Chicago Architecture Foundation, 224 S. Michigan Ave. (312-922-3432; shop and tour center open Saturday–Thursday 9:30 a.m.–6:30 p.m. and Friday 9:00 a.m.– 7:00 p.m.; prices and purchasing options for individual tours listed online). The CAF offers numerous walking and bus tours of the city's architectural heritage in January (no boat tours this month, however). Reservations are a must for these popular tours, and may be made on the CAF website.
Chicago Cultural Center, 78 E. Washington St. (312-744-6630; open Monday–Thursday 8:00 p.m.–7:00 p.m., Friday 8:00 p.m.–6:00 p.m., Saturday 9:00 a.m.–6:00 p.m., and Sunday 10:00 p.m.–6:00 p.m.). Completed in 1897 as Chicago's first central public library, the CCC stands as a popular architectural landmark. The building's most notable features are its two recently restored stained-glass domes, featuring the world's largest Tiffany dome. Today, the CCC celebrates the performing, visual, and literary arts by providing more than 800 free cultural programs a year.

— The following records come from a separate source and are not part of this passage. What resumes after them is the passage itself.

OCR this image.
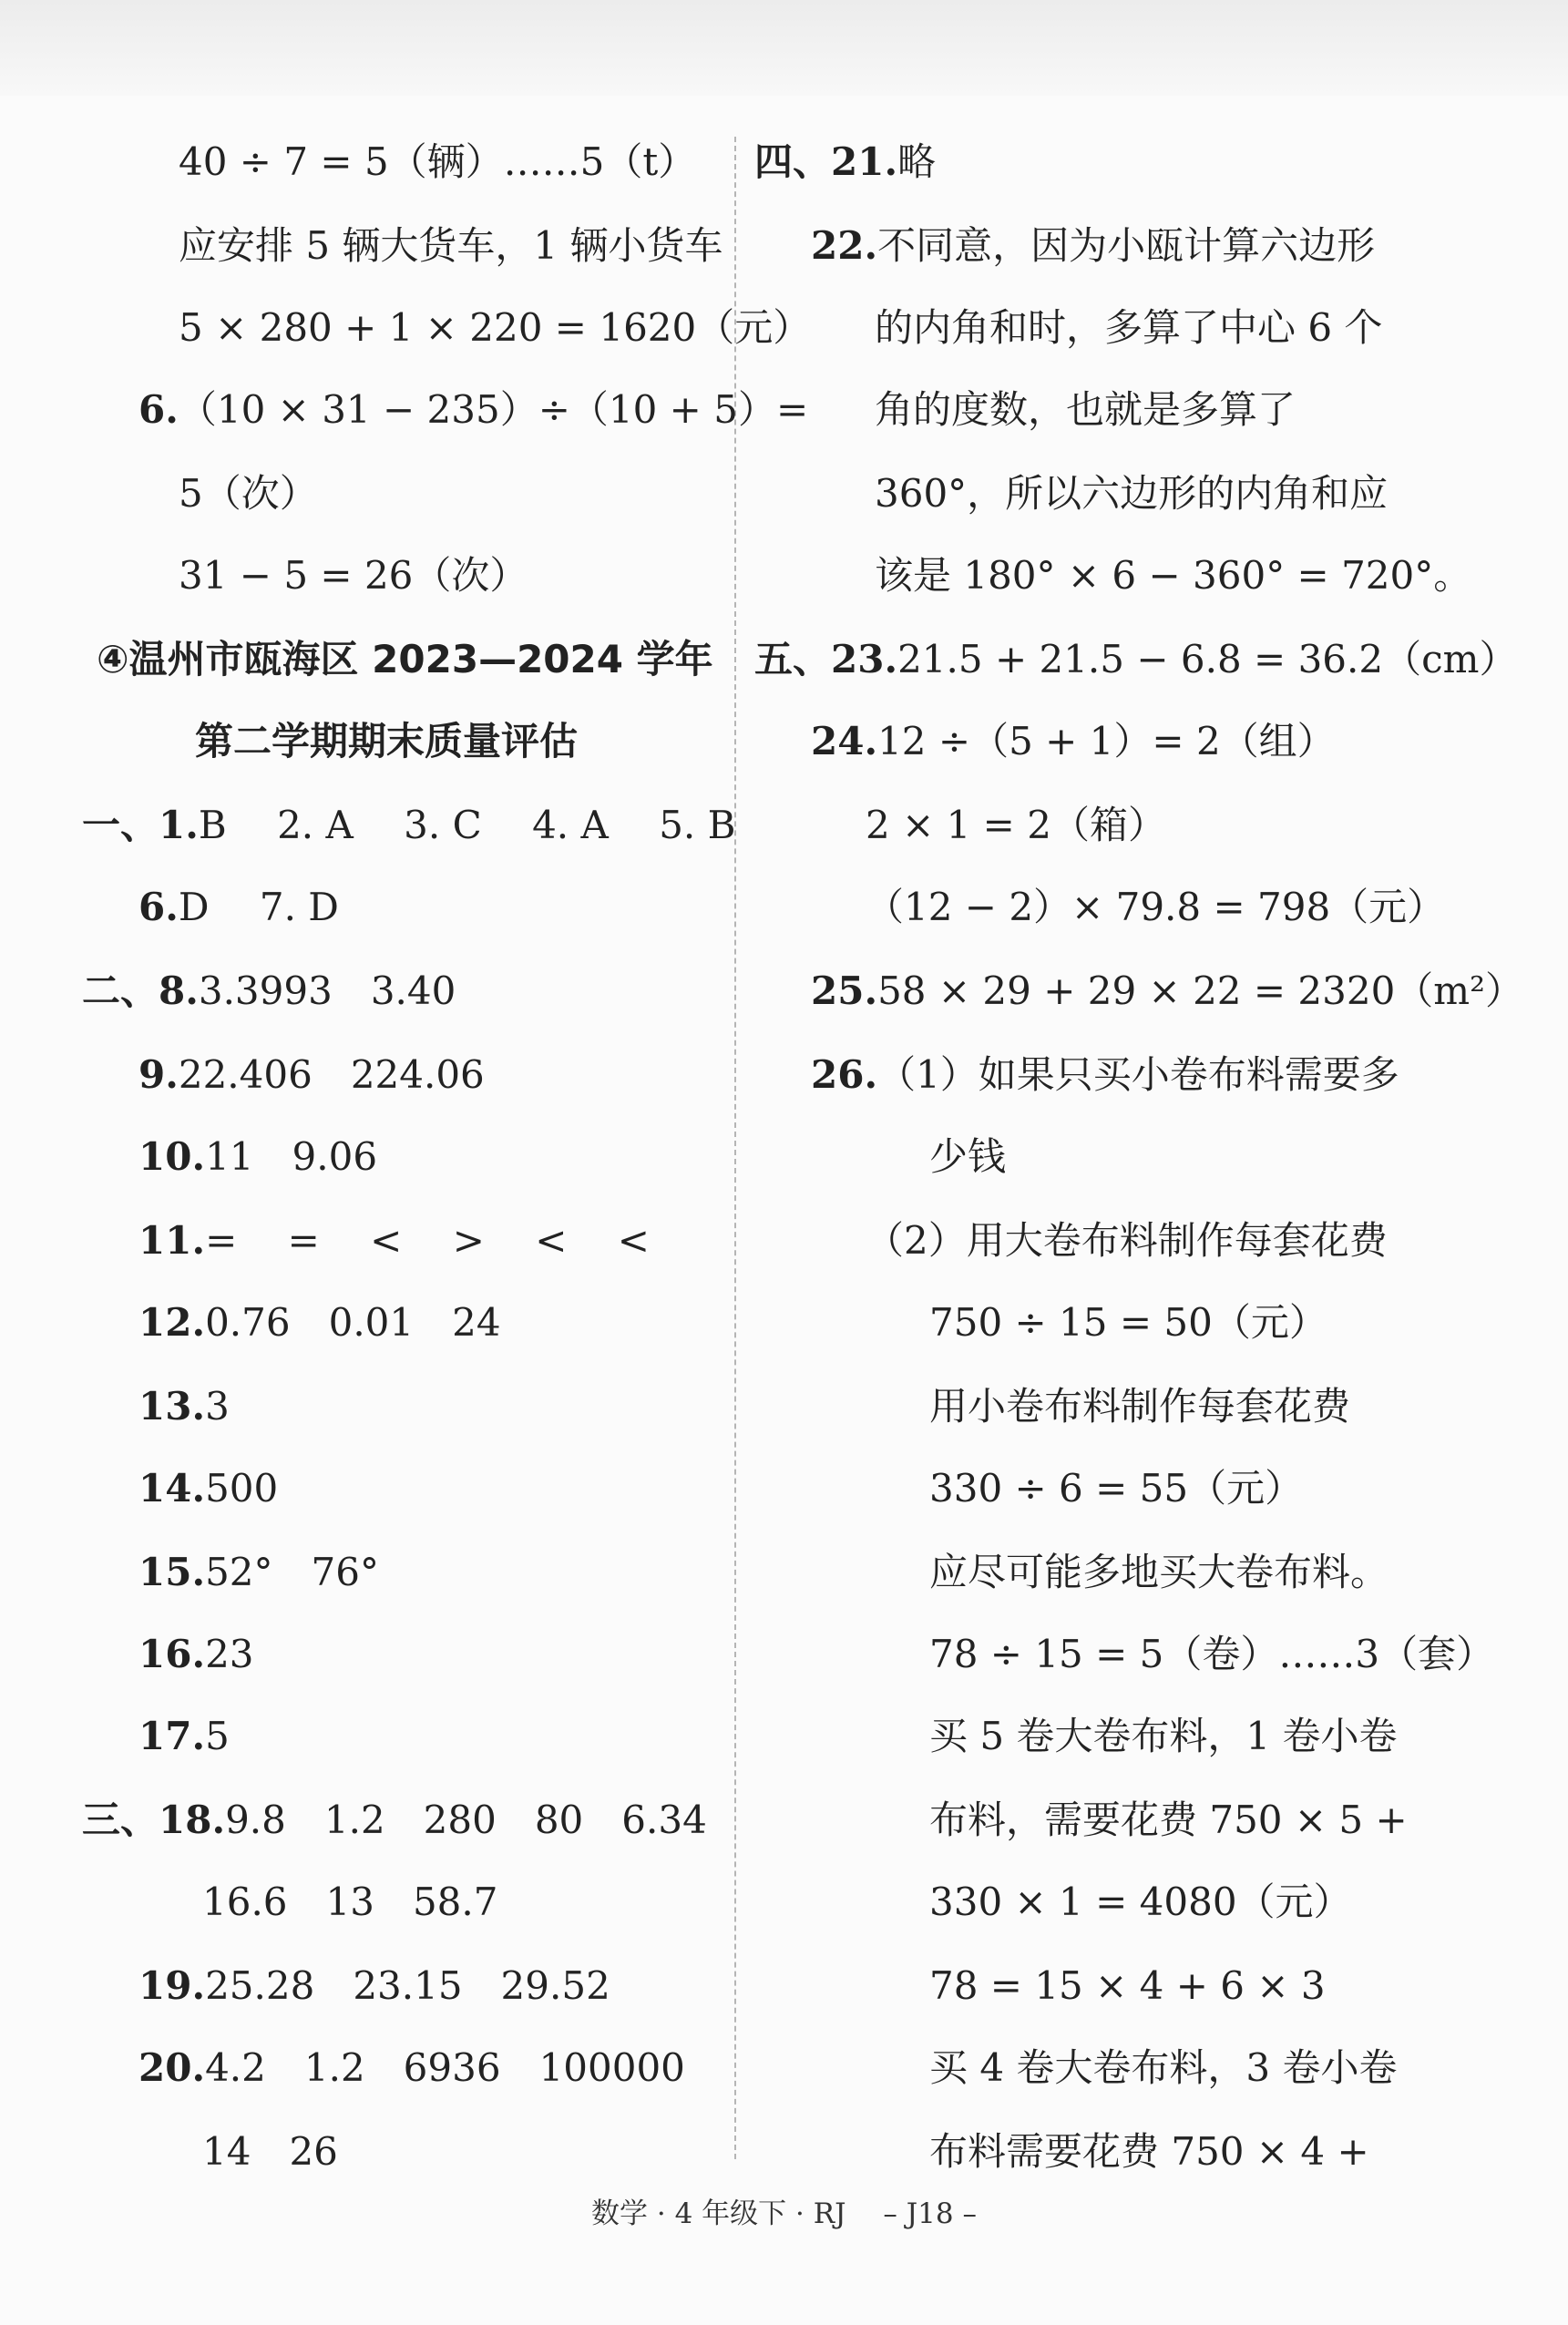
40 ÷ 7 = 5（辆）……5（t）
应安排 5 辆大货车，1 辆小货车
5 × 280 + 1 × 220 = 1620（元）
6.（10 × 31 − 235）÷（10 + 5）=
5（次）
31 − 5 = 26（次）
④温州市瓯海区 2023—2024 学年
第二学期期末质量评估
一、1.B　 2. A　 3. C　 4. A　 5. B
6.D　 7. D
二、8.3.3993　3.40
9.22.406　224.06
10.11　9.06
11.=　 =　 <　 >　 <　 <
12.0.76　0.01　24
13.3
14.500
15.52°　76°
16.23
17.5
三、18.9.8　1.2　280　80　6.34
16.6　13　58.7
19.25.28　23.15　29.52
20.4.2　1.2　6936　100000
14　26
四、21.略
22.不同意，因为小瓯计算六边形
的内角和时，多算了中心 6 个
角的度数，也就是多算了
360°，所以六边形的内角和应
该是 180° × 6 − 360° = 720°。
五、23.21.5 + 21.5 − 6.8 = 36.2（cm）
24.12 ÷（5 + 1）= 2（组）
2 × 1 = 2（箱）
（12 − 2）× 79.8 = 798（元）
25.58 × 29 + 29 × 22 = 2320（m²）
26.（1）如果只买小卷布料需要多
少钱
（2）用大卷布料制作每套花费
750 ÷ 15 = 50（元）
用小卷布料制作每套花费
330 ÷ 6 = 55（元）
应尽可能多地买大卷布料。
78 ÷ 15 = 5（卷）……3（套）
买 5 卷大卷布料，1 卷小卷
布料，需要花费 750 × 5 +
330 × 1 = 4080（元）
78 = 15 × 4 + 6 × 3
买 4 卷大卷布料，3 卷小卷
布料需要花费 750 × 4 +
数学 · 4 年级下 · RJ　 – J18 –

Museum of Contemporary Art, 220 E. Chicago Ave. (312-280-2660; open Tuesday 10:00 a.m.–8:00 p.m. and Wednesday–Sunday 10:00 a.m.–5:00 p.m.; $12 suggested general admission, $7 for students and seniors, children 12 and under free). The MCA presents and interprets thought-provoking contemporary art. The museum offers exhibitions of contemporary visual culture (produced since 1945) through painting, sculpture, photography, video and film, and performance. January exhibitions include Iain Baxter &: Works 1958–2011, and Ron Terada: Being There.

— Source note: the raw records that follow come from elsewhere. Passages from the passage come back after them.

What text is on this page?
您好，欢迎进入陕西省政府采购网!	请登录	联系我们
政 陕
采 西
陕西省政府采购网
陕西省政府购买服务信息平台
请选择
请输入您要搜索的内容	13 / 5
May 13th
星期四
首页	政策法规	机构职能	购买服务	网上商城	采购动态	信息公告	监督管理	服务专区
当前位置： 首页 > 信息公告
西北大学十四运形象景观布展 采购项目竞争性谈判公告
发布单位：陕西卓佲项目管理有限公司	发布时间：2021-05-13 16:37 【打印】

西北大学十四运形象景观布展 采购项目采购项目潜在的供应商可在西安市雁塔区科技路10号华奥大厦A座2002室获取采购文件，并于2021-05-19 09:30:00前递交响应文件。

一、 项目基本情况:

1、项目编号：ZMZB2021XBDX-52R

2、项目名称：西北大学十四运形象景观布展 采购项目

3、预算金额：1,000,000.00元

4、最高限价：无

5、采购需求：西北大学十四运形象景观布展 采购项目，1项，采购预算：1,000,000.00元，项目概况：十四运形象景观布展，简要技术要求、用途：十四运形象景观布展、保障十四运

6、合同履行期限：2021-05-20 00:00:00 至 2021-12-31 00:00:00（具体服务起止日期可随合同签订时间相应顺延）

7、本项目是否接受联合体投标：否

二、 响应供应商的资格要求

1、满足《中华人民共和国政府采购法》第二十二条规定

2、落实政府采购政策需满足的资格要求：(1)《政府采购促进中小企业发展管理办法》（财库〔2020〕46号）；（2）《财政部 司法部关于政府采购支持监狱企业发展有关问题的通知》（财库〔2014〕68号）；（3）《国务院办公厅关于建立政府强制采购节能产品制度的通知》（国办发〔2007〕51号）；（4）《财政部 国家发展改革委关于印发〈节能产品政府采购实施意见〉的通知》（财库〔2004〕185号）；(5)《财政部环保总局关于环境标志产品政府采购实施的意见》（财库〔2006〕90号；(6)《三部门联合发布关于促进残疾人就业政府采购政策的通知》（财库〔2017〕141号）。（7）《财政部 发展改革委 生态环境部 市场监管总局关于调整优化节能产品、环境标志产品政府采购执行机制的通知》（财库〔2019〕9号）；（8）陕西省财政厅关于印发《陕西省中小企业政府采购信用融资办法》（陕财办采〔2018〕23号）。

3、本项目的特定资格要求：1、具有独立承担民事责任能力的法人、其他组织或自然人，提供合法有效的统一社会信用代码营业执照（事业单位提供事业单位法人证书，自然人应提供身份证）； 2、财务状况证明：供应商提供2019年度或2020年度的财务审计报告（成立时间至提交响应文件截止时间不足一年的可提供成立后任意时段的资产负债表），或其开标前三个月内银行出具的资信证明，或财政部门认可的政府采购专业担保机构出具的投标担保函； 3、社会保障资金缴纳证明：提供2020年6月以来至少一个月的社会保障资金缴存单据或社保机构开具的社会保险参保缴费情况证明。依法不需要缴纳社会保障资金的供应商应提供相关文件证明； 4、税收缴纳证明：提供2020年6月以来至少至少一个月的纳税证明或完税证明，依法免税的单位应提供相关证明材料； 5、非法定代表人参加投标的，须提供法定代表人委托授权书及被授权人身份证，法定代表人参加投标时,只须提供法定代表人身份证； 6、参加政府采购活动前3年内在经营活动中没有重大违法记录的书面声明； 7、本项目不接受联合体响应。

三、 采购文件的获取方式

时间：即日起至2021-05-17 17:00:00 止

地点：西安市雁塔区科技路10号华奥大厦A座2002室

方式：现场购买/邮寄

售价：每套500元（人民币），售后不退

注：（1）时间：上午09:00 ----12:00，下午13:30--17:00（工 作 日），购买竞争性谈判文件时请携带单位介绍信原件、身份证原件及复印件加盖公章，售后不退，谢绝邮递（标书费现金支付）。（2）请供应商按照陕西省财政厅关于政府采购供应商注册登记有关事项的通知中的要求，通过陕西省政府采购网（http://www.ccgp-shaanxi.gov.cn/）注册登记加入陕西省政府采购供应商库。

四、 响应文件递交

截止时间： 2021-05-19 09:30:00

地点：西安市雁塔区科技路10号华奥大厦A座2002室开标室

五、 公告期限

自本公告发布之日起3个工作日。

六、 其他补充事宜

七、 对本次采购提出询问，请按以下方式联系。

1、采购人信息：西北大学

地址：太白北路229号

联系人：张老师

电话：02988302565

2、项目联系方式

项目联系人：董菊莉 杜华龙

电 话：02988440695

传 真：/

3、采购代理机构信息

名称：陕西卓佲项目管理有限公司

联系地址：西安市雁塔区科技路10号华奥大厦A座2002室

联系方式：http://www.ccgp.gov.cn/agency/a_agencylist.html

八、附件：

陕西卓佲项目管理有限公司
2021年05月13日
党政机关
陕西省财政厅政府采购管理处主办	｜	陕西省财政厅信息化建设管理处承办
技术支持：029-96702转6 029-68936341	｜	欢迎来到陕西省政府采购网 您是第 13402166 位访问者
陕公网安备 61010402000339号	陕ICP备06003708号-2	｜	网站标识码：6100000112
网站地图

Newberry Library, 60 W. Walton St. (312-943-9090; open Tuesday–Friday 9:00 a.m.–5:00 p.m. and Saturday 9:00 a.m.–1:00 p.m.; free admission). The Newberry is an independent research library concentrating in the humanities with an active educational and cultural presence in Chicago. It houses an extensive noncirculating collection of rare books, maps, music, manuscripts, and other printed material; collections number 1,500,000 printed titles, five million manuscript pages, and 500,000 historic maps. (AHA Tour 6 and AHA Tour 9 offer a chance to view parts of the collection). General tours of the library are offered Thursdays at 3:00 p.m. and Saturdays at 10:30 a.m.

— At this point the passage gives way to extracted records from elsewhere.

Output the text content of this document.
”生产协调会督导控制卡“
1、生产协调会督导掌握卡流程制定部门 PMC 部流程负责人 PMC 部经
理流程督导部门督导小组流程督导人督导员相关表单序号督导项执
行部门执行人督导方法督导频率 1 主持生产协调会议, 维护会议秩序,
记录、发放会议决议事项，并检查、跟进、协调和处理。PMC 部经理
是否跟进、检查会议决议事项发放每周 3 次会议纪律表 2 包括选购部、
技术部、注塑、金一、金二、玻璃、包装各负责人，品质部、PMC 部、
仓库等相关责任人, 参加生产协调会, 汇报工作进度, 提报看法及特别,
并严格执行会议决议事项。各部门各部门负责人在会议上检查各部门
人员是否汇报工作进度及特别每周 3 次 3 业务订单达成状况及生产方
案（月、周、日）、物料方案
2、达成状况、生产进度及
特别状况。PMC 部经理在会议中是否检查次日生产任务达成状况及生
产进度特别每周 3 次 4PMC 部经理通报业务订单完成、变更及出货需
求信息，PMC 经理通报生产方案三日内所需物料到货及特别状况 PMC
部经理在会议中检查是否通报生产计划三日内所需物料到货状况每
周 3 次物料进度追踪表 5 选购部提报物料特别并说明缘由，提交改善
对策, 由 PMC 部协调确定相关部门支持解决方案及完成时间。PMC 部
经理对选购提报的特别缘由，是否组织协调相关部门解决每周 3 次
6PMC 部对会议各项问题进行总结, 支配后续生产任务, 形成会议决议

Pritzker Military Library, 104 S. Michigan Ave. (312-374-9333; open Tuesday–Wednesday and Friday–Saturday 10:00 a.m.–4:00 p.m., plus Thursday 10:00 a.m.–7:00 p.m.; $5 admission). The library opened in 2003 and moved to Michigan Avenue in 2010. It houses a collection of books and related materials on military history. The research library seeks to increase public understanding of military history and develops programs focusing on the concept of the citizen soldier in the preservation of democracy. Through January, the library is featuring two exhibits: Memories of World War II: Photographs from the Archives of the Associated Press and The Home Front: What You Can Do!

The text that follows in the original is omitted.